Jones lives south of Norwich with Ruth and continues to work for CRU.

"It was a very strange and surreal experience seeing myself and my wife portrayed by Jason Watkins and Victoria Hamilton," he told UEA. "It is remarkable how they not only understood us but were able to observe and portray our mannerisms and quirks – some of which came as news to me.

"To see Jason become me and then to watch 'me' at this most difficult time of my life has been very odd. The Trick does feel very real.
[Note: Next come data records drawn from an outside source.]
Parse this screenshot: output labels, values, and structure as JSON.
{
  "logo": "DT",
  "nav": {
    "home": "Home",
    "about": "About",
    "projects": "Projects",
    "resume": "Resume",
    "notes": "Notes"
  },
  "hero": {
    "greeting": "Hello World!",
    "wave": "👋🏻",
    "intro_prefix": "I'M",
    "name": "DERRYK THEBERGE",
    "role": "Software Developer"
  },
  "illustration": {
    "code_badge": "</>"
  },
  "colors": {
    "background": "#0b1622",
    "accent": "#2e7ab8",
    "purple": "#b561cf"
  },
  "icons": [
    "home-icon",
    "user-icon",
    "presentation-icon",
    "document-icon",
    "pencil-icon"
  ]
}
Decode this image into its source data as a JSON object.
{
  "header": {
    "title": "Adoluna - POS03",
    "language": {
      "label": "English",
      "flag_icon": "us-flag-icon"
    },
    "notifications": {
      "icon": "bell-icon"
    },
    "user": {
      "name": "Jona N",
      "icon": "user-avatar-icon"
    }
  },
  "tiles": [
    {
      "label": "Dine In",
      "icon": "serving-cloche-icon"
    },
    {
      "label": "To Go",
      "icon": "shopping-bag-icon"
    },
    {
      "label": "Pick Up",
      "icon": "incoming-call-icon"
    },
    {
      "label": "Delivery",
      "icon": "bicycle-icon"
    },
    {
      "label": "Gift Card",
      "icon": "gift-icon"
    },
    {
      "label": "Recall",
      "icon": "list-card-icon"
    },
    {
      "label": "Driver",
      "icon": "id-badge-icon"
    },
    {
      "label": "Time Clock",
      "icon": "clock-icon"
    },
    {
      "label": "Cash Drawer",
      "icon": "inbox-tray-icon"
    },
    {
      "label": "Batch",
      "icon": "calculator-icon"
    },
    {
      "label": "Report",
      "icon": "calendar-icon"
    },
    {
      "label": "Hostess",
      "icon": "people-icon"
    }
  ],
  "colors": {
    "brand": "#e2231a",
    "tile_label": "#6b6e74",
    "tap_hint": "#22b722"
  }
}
It reflects how it was."

Chatting to The Observer, he discussed that while the film is "not heavy on the science", it does have the desired effect: "This is a drama and you cannot go into the minutiae or you will get bogged down."

Photo credit: BBC
Photo credit: BBC

The timing of The Trick's premiere is no coincidence. COP26 is scheduled to kick off on October 31 in Glasgow, and the issues that Jones was talking about all those years ago are as pressing as ever.

Speaking to UEA, he revealed what hopes he has for the upcoming conference: "I would like all politicians to go into COP26 with open hearts and open minds as they can make a powerful and meaningful response to the difficulties the world faces and change the future for our children and grandchildren."